Uitspraak Nº 201906673/1/R1. Raad van State, 2020-08-19

ECLIECLI:NL:RVS:2020:2004
Date19 Agosto 2020
Docket Number201906673/1/R1

201906673/1/R1.

Datum uitspraak: 19 augustus 2020

AFDELING

BESTUURSRECHTSPRAAK

Uitspraak, onderscheidenlijk tussenuitspraak met toepassing van artikel 8:51d van de Algemene wet bestuursrecht (hierna: de Awb), in het geding tussen:

1. CBRE DRET Custodian I B.V. en anderen, alle gevestigd te Schiphol, gemeente Haarlemmermeer,

2. [appellante sub 2A] en [appellante sub 2B] (hierna tezamen en in enkelvoud: [appellante sub 2]), beide gevestigd te [plaats],

3. Boschstraat Vastgoed B.V. en Olround Maastricht B.V., beide gevestigd te Nijmegen,

4. [appellante sub 4], gevestigd te Maastricht,

en

de raad van de gemeente Maastricht,

verweerder.

Procesverloop

Bij besluit van 18 juni 2019 heeft de raad de bestemmingsplannen "Retailpark Belvédère", "Partiële herziening Noorderbrug e.o., wijziging programma perifere detailhandel" en "Partiële herziening Sphinx, wijziging programma detailhandel" vastgesteld.

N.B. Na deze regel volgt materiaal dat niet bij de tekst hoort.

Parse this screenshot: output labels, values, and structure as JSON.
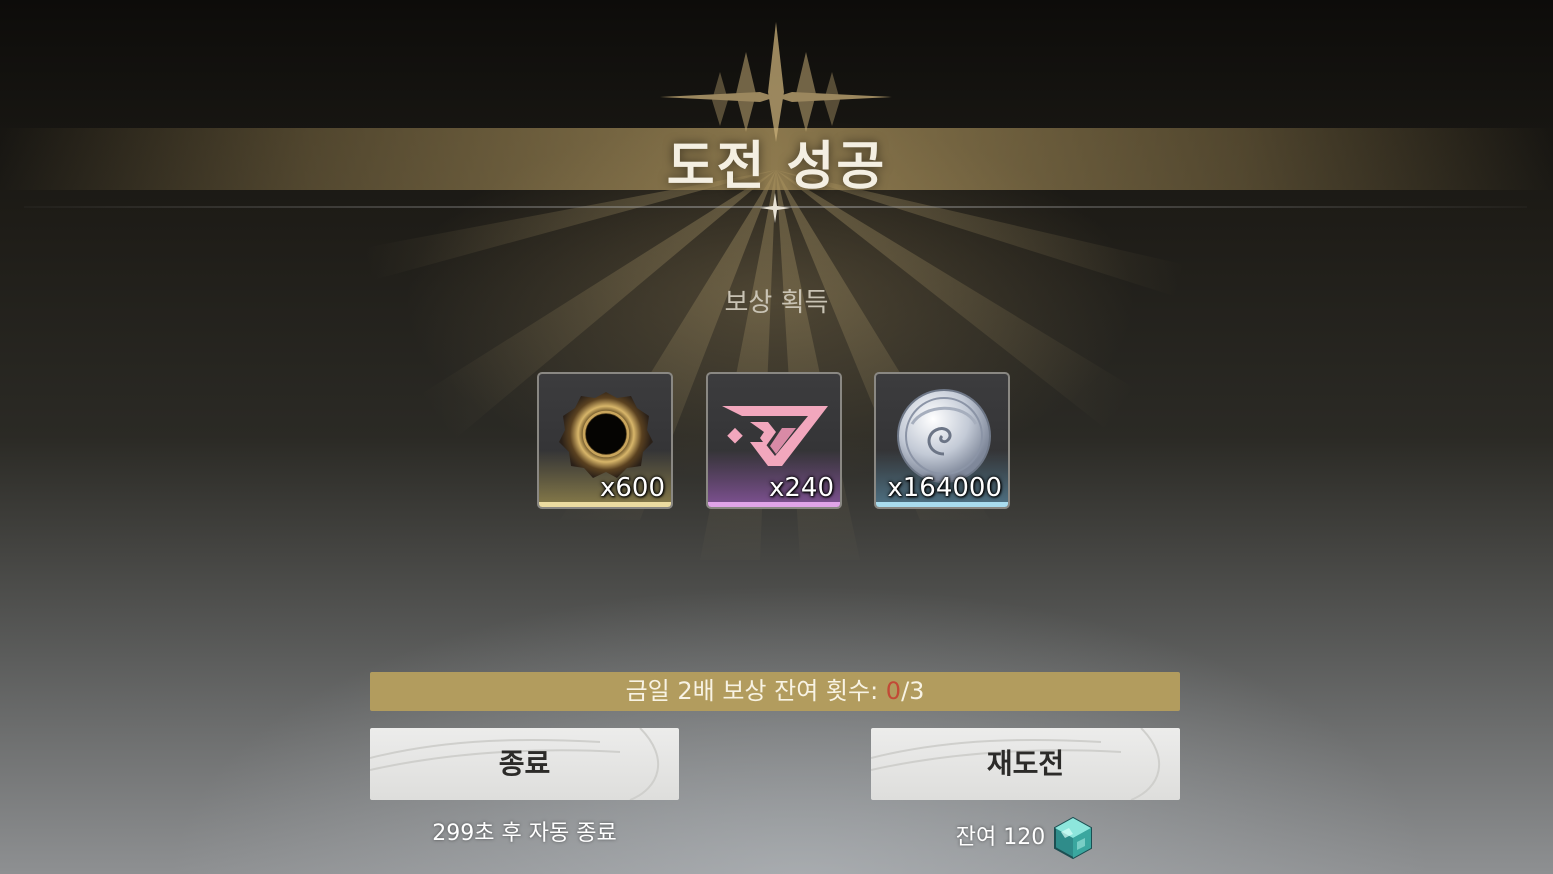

Tegen dit besluit hebben DRET en anderen, [appellante sub 2], Boschstraat en Olround en [appellante sub 4] beroep ingesteld.

De raad heeft een verweerschrift ingediend.

DRET en anderen, [appellante sub 4] en de raad hebben nadere stukken ingediend.

De Afdeling heeft de zaak ter zitting behandeld op 17 december 2019, waar DRET en anderen, vertegenwoordigd door [gemachtigde A] en [gemachtigde B], bijgestaan door mr. H.S. Kleemans, advocaat te Amsterdam, [appellante sub 2], vertegenwoordigd door [gemachtigde C], bijgestaan door mr. D. Korsse, advocaat te Den Haag, Boschstraat en Olround, vertegenwoordigd door [gemachtigde D], bijgestaan door mr. R. Evens, advocaat te Nijmegen, [appellante sub 4], vertegenwoordigd door [gemachtigde E], en de raad, vertegenwoordigd door mr. M.I. Blokland, R.B. van Lieshout MSc, mr. C.H.G. Goessens, drs. G.M.J. Costongs, J.A.M. van den Brand, G.E.M.M. Bartholomée, A.P.J. Savelberg-Ortmans en P. de Ronde, zijn verschenen.

Overwegingen

Bestuurlijke lus

1. Ingevolge artikel 8:51d van de Awb kan de Afdeling het bestuursorgaan opdragen een gebrek in het bestreden besluit te herstellen of te laten herstellen.

Inleiding

2. Het plan "Retailpark Belvédère" voorziet in de realisatie van drie clusters van het zogenoemde "Retailpark Belvédère" met voorzieningen voor perifere en grootschalige detailhandel en leisure. Verder bevat het plan een afwijkingsbevoegdheid voor horeca. Aan de gronden zijn onder meer de bestemmingen "Bedrijventerrein", "Detailhandel - PDV+", "Gemengd - Transformatie" en "Verkeer-Verblijfsgebied" toegekend. Reeds in 2012 is het gebied Belvédère - een bedrijventerrein - aangewezen als een locatie voor geconcentreerde perifere detailhandel.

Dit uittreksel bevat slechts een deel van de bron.